Late term abortions make up a small percentage of the overall abortion procedures practiced in the United States. They are often done when medical information about the fetus or its affect on the mother's health becomes fully realized. Expectant mothers whose fetuses have physical deformities are often left with no other option than the late term abortion.
The pain and possible damage to the mother due to this type of circumstance would be enough of a reason, to many women, to terminate the pregnancy early rather than go through with childbirth. However, the new law would make this type of medical procedure illegal, even in cases where the mother's health could be in jeopardy.
The battle between abortion rights supporters and anti-abortion activists has grown over the past 20 years and has led to the latest ban. People around the United States, especially women, need to realize their rights to decide when to bring children into this world are being jeopardized to the point that many abortion rights activists are afraid abortion could be made illegal soon.
The current apathy over the issue, where the right to reproductive freedom is simply taken for granted by many young college women, is apparent in political control in Washington. America now has the most anti-abortion Congress and White House since Roe vs. Wade was decided in 1973. According to C-Span, the Senate vote in favor of the ban was 64-34, which is hardly along party lines. Nearly one-third of Senate Democrats, including Minority Leader Thomas Daschle, D-South Dakota, voted for the measure.
This represents a group of people who lack the courage to stand up for their convictions, fearing instead of possible political retribution. They failed to be the true opposition party in this vote and instead helped to pass it.
The truth about the new ban on late term abortions is that it is nothing more than control over women's choices. Whether legal or illegal, abortions will always happen. If they are made illegal by the government, women will merely turn to desperate means of having an abortion, much like they did before Roe vs. Wade.
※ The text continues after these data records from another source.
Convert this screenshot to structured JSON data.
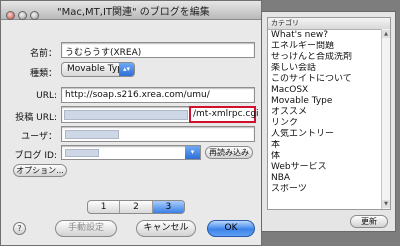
{
  "window": {
    "title": "\"Mac,MT,IT関連\" のブログを編集"
  },
  "form": {
    "name_label": "名前：",
    "name_value": "うむらうす(XREA)",
    "type_label": "種類：",
    "type_value": "Movable Type",
    "url_label": "URL:",
    "url_value": "http://soap.s216.xrea.com/umu/",
    "post_url_label": "投稿 URL:",
    "post_url_suffix": "/mt-xmlrpc.cgi",
    "user_label": "ユーザ：",
    "blog_id_label": "ブログ ID:",
    "reload_button": "再読み込み",
    "options_button": "オプション..."
  },
  "pager": {
    "pages": [
      "1",
      "2",
      "3"
    ],
    "active": "3"
  },
  "footer": {
    "help_glyph": "?",
    "manual_button": "手動設定",
    "cancel_button": "キャンセル",
    "ok_button": "OK"
  },
  "categories": {
    "header": "カテゴリ",
    "items": [
      "What's new?",
      "エネルギー問題",
      "せっけんと合成洗剤",
      "楽しい会話",
      "このサイトについて",
      "MacOSX",
      "Movable Type",
      "オススメ",
      "リンク",
      "人気エントリー",
      "本",
      "体",
      "Webサービス",
      "NBA",
      "スポーツ"
    ],
    "update_button": "更新"
  },
  "colors": {
    "accent": "#3a7fe6",
    "highlight_border": "#d0102d"
  }
}
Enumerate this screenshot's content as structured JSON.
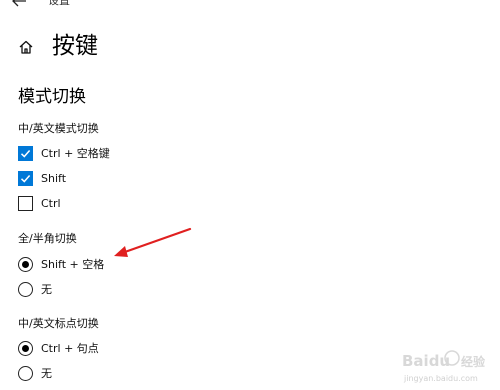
{
  "header": {
    "app_title": "设置",
    "page_title": "按键"
  },
  "section": {
    "title": "模式切换"
  },
  "groups": [
    {
      "label": "中/英文模式切换",
      "type": "checkbox",
      "options": [
        {
          "label": "Ctrl + 空格键",
          "checked": true
        },
        {
          "label": "Shift",
          "checked": true
        },
        {
          "label": "Ctrl",
          "checked": false
        }
      ]
    },
    {
      "label": "全/半角切换",
      "type": "radio",
      "options": [
        {
          "label": "Shift + 空格",
          "checked": true
        },
        {
          "label": "无",
          "checked": false
        }
      ]
    },
    {
      "label": "中/英文标点切换",
      "type": "radio",
      "options": [
        {
          "label": "Ctrl + 句点",
          "checked": true
        },
        {
          "label": "无",
          "checked": false
        }
      ]
    }
  ],
  "watermark": {
    "brand": "Baidu",
    "text": "经验",
    "sub": "jingyan.baidu.com"
  },
  "colors": {
    "accent": "#0078d7",
    "annotation_arrow": "#e02020"
  }
}
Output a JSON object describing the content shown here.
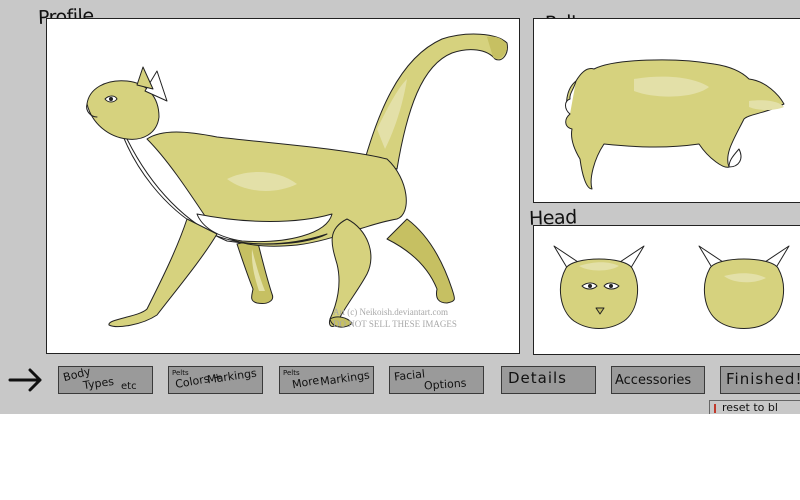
{
  "labels": {
    "profile": "Profile",
    "pelt": "Pelt",
    "head": "Head"
  },
  "credit": {
    "line1": "Art (c) Neikoish.deviantart.com",
    "line2": "DO NOT SELL THESE IMAGES"
  },
  "colors": {
    "background": "#c8c8c8",
    "fur_base": "#d6d27e",
    "fur_light": "#e3e0a8",
    "fur_dark": "#c6c062",
    "white": "#ffffff",
    "button": "#9a9a9a"
  },
  "nav": {
    "arrow_icon": "right-arrow-icon",
    "body_types": {
      "line1": "Body",
      "line2": "Types",
      "line3": "etc"
    },
    "colors_markings": {
      "small": "Pelts",
      "line1": "Colors +",
      "line2": "Markings"
    },
    "more_markings": {
      "small": "Pelts",
      "line1": "More",
      "line2": "Markings"
    },
    "facial_options": {
      "line1": "Facial",
      "line2": "Options"
    },
    "details": "Details",
    "accessories": "Accessories",
    "finished": "Finished!",
    "reset": "reset to bl"
  }
}
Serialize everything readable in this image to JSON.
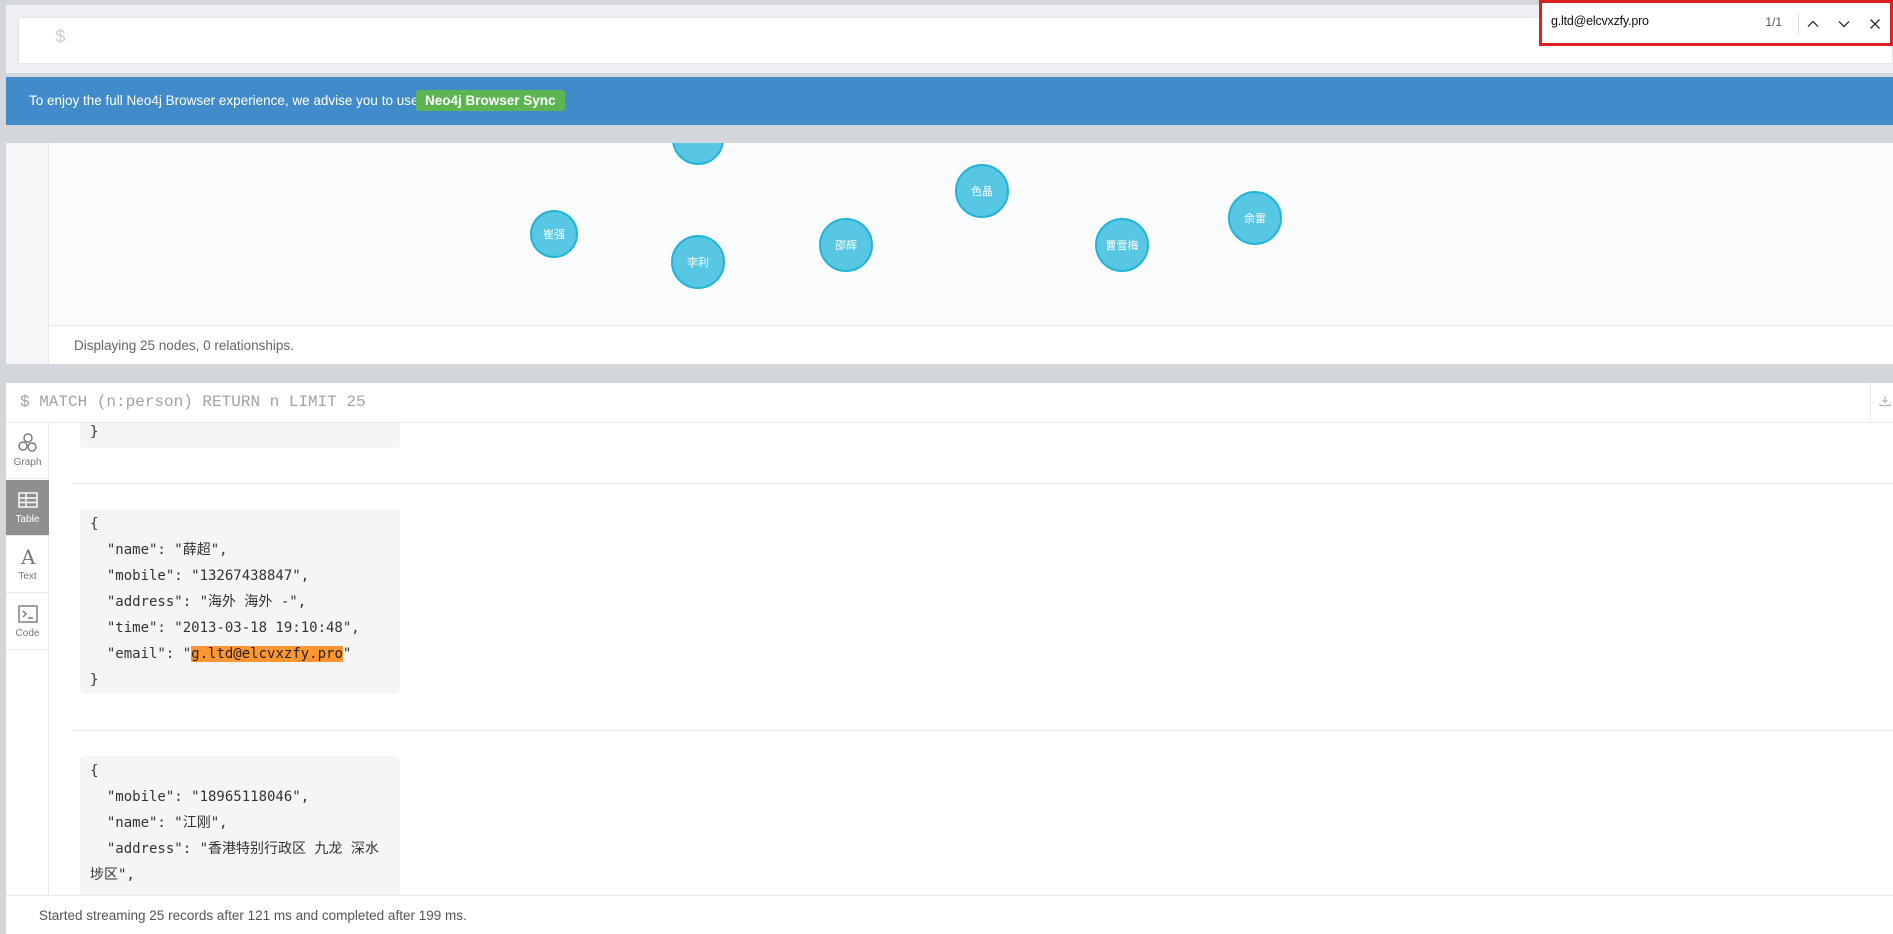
{
  "editor": {
    "prompt": "$"
  },
  "banner": {
    "text": "To enjoy the full Neo4j Browser experience, we advise you to use",
    "button_label": "Neo4j Browser Sync"
  },
  "graph_frame": {
    "nodes": [
      "崔强",
      "李利",
      "邵辉",
      "色晶",
      "曹雪梅",
      "余雷"
    ],
    "status": "Displaying 25 nodes, 0 relationships."
  },
  "table_frame": {
    "query": "$ MATCH (n:person) RETURN n LIMIT 25",
    "tabs": [
      {
        "label": "Graph",
        "icon": "graph-icon"
      },
      {
        "label": "Table",
        "icon": "table-icon"
      },
      {
        "label": "Text",
        "icon": "text-icon"
      },
      {
        "label": "Code",
        "icon": "code-icon"
      }
    ],
    "active_tab": "Table",
    "records": [
      {
        "lines": [
          "}"
        ]
      },
      {
        "lines": [
          "{",
          "  \"name\": \"薛超\",",
          "  \"mobile\": \"13267438847\",",
          "  \"address\": \"海外 海外 -\",",
          "  \"time\": \"2013-03-18 19:10:48\","
        ],
        "email_prefix": "  \"email\": \"",
        "email_value": "g.ltd@elcvxzfy.pro",
        "email_suffix": "\"",
        "close": "}"
      },
      {
        "lines": [
          "{",
          "  \"mobile\": \"18965118046\",",
          "  \"name\": \"江刚\",",
          "  \"address\": \"香港特别行政区 九龙 深水",
          "埗区\","
        ]
      }
    ],
    "status": "Started streaming 25 records after 121 ms and completed after 199 ms."
  },
  "find_bar": {
    "query": "g.ltd@elcvxzfy.pro",
    "count": "1/1"
  },
  "colors": {
    "banner": "#428bca",
    "sync_button": "#5db551",
    "node_fill": "#57c7e3",
    "node_border": "#23b3d7",
    "highlight": "#ff9632",
    "find_border": "#e02020"
  }
}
If women cannot seek a safe and legal abortion in a clinic with trained, certified staff, they may seek one in back alleys or with the help of a coat hanger. That is the blunt reality of the issue.
Next year's elections may very well determine the future of women's reproductive rights. When entering the voting booth, Americans should ask themselves if they want to return to the days of the coat hanger or back alley abortions. The latest ban on late term abortions is nothing more than the beginning of major setbacks for women in controlling their own bodies. Americans must wake up and understand the real threat posed by anti-abortion legislation. Liberty demands freedom of choice.